Questi ingredienti, insieme a tecniche di cottura che valorizzano la naturalezza e la qualità dei prodotti, sono il cuore pulsante della cucina romanesca. La loro presenza nei piatti non solo garantisce autenticità e gusto e rappresenta anche un legame indissolubile con la terra e la storia di Roma e del suo territorio.
Conclusione
Abbiamo intrapreso un delizioso viaggio attraverso la cucina romana, esplorando le sue ricche tradizioni culinarie, i piatti iconici che hanno conquistato tavole in tutto il mondo e gli ingredienti chiave che ne definiscono l’autentico sapore.

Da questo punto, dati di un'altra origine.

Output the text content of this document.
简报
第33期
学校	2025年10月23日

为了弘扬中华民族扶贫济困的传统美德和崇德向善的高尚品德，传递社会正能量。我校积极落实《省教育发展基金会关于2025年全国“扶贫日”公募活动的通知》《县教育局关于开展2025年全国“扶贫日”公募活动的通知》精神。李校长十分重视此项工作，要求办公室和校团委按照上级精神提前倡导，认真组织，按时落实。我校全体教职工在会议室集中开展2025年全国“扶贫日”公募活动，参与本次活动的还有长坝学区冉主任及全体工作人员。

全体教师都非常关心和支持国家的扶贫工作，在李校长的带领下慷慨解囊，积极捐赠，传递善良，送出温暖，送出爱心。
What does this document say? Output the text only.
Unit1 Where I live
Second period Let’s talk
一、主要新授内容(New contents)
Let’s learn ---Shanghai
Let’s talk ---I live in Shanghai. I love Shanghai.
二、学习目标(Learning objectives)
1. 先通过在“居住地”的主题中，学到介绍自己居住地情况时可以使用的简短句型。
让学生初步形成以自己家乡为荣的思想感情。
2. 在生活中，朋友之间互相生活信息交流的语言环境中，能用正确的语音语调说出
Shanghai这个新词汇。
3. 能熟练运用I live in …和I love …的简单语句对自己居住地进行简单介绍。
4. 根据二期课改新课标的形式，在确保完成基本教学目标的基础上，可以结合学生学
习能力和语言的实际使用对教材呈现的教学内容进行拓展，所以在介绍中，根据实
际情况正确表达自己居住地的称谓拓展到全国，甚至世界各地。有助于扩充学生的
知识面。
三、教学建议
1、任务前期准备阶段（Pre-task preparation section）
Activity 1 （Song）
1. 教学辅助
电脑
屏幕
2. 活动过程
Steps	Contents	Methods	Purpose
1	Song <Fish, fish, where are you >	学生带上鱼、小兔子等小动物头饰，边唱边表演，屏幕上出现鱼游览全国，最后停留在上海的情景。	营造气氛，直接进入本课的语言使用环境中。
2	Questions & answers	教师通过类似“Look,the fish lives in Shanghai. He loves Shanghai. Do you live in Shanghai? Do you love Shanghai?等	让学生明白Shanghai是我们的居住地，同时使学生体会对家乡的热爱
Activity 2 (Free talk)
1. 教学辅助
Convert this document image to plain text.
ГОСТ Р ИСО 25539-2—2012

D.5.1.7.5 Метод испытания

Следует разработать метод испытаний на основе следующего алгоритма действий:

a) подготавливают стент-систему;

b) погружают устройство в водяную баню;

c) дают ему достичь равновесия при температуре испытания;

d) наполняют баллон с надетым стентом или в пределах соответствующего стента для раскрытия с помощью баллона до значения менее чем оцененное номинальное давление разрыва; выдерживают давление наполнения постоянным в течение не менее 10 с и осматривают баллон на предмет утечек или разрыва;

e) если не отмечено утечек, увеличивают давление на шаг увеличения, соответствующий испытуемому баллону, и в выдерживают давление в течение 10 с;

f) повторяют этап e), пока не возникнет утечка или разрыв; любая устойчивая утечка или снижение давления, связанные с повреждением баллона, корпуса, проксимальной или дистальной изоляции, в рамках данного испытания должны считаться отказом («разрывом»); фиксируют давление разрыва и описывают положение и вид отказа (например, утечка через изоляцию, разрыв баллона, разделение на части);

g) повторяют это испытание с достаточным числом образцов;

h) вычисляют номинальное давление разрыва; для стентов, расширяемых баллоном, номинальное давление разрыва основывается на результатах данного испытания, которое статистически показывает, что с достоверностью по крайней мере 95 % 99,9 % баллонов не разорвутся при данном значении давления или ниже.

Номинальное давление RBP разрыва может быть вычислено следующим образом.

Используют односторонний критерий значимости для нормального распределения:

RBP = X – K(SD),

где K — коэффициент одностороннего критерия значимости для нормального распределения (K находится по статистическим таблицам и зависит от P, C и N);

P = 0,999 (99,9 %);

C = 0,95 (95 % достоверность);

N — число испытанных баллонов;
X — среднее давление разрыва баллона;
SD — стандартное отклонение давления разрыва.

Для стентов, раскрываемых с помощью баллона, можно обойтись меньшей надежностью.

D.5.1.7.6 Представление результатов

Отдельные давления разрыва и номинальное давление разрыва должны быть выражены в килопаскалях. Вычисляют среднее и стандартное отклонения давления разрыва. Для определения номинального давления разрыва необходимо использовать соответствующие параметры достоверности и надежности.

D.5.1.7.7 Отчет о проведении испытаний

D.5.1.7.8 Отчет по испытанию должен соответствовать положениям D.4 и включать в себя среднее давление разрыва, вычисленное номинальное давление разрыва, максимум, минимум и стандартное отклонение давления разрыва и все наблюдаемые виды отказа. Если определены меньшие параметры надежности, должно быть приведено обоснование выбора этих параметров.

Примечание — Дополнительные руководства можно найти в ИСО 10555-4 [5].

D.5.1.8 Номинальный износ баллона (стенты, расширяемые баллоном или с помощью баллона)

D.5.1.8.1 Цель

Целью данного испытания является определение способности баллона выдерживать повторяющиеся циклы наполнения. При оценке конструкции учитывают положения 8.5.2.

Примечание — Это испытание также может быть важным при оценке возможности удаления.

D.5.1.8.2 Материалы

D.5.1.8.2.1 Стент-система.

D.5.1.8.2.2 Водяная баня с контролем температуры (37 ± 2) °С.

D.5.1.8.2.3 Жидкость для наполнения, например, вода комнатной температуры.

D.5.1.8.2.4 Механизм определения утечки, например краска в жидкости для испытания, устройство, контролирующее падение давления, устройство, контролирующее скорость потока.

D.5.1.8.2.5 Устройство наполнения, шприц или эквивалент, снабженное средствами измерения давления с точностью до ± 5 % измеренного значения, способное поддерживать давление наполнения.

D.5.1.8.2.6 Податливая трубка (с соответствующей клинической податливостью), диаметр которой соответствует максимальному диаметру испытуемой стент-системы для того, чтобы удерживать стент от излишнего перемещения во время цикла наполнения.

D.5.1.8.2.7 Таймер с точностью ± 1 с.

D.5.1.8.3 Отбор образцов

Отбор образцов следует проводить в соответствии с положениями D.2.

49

Dalla storica carbonara alla deliziosa coda alla vaccinara, passando per l’immancabile pecorino romano e il guanciale; ogni elemento racconta una storia di tradizione, cultura e passione per il cibo.
La cucina romana, con le sue radici nell’antichità e la sua continua evoluzione nel corso dei secoli, è un esempio vivente di come il cibo possa essere un mezzo per connettersi con la storia, la cultura e le persone di un luogo. I piatti che abbiamo esplorato sono solo la punta dell’iceberg di un patrimonio culinario ricco e variegato che attende di essere scoperto.
Ora vi invitiamo a portare un pezzo di Roma nella vostra cucina. Sperimentate con gli ingredienti tradizionali della cucina romanesca, osate con le ricette del nostro blog e lasciatevi ispirare dalla storia e dalla cultura che ogni piatto porta con sé. Non c’è modo migliore di comprendere e apprezzare una cultura che attraverso il suo cibo.
E se il vostro viaggio vi dovesse portare nella Città Eterna, approfittatene per esplorare di persona la sua straordinaria offerta culinaria. Dalle storiche trattorie ai moderni ristoranti che reinterpretano i classici, ogni boccone sarà un passo in più in un viaggio indimenticabile attraverso il sapore.